Account Abuse Protection Now Available in Early Access
Cloudflare is announcing a comprehensive suite of fraud prevention tools designed to stop account abuse from both bots and human attackers. The new Account Abuse Protection service addresses the evolving threat landscape where attackers combine industrialized credential stuffing with human-powered fraud farms to maintain thousands of fake accounts and compromise legitimate user accounts at scale.
Key Features
The announcement includes several new detection and prevention capabilities:
- Disposable Email Check: Identifies and blocks signups using throwaway email addresses, a common tactic for fake account creation and promotion abuse
- Email Risk Scoring: Flags emails deemed risky based on patterns and infrastructure indicators
- Hashed User IDs: Cryptographic identifiers generated per domain that enable fraud detection without compromising end-user privacy
- Account Takeover (ATO) Detections: Enhanced behavioral anomaly detection that caught an average of 6.9 billion suspicious login attempts daily across Cloudflare's network in the last week
Availability and Pricing
Account Abuse Protection is available in Early Access to Bot Management Enterprise customers at no additional cost during the limited early access period. These tools will be integrated into Cloudflare's broader Fraud Prevention offering, launching later in 2026.

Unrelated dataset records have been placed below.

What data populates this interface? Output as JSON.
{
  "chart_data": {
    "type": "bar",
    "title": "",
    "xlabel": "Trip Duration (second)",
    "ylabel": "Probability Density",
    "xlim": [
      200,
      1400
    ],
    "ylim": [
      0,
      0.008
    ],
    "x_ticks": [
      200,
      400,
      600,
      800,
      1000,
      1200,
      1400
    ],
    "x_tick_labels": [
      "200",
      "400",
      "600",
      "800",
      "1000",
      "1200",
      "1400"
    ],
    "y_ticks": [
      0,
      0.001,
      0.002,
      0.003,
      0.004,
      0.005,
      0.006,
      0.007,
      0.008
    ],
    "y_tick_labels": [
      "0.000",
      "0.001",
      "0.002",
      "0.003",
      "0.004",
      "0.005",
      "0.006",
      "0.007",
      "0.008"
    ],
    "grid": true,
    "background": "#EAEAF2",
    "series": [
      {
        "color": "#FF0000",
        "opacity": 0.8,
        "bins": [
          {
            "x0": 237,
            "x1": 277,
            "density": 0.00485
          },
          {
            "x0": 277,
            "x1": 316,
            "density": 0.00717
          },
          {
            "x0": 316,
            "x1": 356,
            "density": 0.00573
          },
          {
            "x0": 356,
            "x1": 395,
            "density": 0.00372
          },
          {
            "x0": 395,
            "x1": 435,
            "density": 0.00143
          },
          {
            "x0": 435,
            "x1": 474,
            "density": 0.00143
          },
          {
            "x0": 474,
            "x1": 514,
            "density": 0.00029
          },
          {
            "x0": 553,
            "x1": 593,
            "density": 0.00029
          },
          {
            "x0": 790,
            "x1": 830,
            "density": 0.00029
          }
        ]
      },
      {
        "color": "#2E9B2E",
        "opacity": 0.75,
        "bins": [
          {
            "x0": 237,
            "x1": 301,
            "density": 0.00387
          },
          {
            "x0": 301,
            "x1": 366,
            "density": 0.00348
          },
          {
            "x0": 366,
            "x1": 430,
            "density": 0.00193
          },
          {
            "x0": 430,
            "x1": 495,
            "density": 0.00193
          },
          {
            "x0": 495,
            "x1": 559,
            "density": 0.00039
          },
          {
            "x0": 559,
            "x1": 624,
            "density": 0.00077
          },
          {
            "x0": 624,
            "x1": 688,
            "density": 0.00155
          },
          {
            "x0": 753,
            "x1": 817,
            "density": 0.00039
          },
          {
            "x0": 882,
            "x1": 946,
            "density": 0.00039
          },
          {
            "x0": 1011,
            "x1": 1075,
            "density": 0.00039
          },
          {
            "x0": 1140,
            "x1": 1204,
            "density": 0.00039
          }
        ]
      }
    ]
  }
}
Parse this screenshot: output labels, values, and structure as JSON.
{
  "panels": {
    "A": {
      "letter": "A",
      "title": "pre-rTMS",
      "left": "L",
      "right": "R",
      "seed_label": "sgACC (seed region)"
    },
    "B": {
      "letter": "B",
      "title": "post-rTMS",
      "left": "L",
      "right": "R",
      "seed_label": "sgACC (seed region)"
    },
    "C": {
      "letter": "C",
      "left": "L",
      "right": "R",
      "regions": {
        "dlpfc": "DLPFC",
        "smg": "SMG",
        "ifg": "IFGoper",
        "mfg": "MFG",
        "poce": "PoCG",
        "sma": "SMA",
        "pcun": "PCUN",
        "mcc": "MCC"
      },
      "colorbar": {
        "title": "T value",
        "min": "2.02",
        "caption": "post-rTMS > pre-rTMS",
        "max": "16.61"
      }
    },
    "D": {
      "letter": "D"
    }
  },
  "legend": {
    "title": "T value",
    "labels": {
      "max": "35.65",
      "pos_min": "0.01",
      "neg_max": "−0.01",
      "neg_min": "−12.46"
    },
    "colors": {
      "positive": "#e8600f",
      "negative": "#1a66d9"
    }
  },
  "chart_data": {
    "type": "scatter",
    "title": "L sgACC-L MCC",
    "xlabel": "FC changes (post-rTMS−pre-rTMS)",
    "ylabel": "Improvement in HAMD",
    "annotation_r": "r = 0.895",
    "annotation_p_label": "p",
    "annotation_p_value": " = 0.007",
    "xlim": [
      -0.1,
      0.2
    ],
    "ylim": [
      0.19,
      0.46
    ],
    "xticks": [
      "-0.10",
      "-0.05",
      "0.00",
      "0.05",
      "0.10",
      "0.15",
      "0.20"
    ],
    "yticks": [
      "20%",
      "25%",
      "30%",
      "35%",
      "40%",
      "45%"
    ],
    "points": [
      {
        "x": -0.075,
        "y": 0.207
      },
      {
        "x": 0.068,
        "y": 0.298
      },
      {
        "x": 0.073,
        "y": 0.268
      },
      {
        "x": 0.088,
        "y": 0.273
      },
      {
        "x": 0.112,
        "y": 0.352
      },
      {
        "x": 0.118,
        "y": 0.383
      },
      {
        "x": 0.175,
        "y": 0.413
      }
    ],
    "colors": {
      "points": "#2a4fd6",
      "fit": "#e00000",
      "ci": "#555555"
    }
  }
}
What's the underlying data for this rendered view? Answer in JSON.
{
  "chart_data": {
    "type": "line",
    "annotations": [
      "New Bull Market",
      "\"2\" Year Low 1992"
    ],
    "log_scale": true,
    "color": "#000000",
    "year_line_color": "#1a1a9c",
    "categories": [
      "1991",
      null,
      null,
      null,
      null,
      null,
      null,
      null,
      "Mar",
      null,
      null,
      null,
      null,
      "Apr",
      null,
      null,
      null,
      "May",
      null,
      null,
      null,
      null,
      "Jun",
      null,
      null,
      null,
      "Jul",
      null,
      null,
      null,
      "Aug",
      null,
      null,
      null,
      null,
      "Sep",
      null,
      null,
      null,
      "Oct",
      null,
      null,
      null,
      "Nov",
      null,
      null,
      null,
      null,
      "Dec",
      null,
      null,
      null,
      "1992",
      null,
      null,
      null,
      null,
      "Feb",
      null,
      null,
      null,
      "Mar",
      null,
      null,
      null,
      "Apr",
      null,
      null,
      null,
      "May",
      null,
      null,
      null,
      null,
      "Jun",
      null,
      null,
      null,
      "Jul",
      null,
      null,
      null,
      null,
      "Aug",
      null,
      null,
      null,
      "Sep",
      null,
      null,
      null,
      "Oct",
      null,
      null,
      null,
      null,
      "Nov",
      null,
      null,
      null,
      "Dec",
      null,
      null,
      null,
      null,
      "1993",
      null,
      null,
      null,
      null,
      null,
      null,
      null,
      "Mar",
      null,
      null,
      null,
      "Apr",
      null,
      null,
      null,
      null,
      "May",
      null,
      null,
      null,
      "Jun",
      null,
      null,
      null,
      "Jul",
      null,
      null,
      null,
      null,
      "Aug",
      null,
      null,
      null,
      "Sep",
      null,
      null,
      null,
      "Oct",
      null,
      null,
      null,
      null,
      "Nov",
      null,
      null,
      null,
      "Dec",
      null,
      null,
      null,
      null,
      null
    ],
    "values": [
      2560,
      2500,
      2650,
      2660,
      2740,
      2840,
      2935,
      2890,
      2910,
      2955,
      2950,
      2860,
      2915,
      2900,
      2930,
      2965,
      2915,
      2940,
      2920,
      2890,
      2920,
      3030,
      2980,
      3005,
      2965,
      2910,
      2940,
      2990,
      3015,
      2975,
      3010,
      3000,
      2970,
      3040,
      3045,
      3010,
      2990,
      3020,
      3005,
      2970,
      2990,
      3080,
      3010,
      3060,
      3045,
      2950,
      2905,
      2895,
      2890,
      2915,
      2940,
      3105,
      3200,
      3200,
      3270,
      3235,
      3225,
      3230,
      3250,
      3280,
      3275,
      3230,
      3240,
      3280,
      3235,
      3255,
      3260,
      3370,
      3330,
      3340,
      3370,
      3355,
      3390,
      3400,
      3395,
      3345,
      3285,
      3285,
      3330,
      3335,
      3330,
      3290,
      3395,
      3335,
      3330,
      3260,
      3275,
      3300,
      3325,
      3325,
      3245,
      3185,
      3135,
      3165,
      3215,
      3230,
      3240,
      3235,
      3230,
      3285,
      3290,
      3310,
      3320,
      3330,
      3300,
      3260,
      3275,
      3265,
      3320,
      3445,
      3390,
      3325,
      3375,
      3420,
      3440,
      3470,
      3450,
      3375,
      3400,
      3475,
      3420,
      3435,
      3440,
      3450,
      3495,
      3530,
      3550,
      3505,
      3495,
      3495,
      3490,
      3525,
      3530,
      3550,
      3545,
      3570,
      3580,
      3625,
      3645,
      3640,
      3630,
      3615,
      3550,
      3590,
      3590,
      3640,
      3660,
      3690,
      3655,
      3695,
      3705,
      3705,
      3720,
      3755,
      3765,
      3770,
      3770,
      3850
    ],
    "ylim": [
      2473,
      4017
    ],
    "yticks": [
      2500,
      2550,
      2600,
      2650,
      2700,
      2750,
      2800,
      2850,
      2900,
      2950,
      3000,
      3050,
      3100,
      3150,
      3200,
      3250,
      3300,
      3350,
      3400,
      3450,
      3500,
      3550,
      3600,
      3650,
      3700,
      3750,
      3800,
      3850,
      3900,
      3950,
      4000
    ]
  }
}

Context: The Credential Abuse Problem
The new protections build on existing capabilities. Cloudflare's free leaked credential detection service checks whether passwords have been exposed in known data breaches—a critical need given that 41% of logins across Cloudflare's network use leaked credentials. Additionally, 60% of traffic to login pages across the network is automated, according to Cloudflare's Black Friday 2024 analysis, creating massive pressure on authentication endpoints.
The layered defense approach combines automation detection with identity verification to address sophisticated attacks that involve both bots and human actors using coordinated fraud tactics.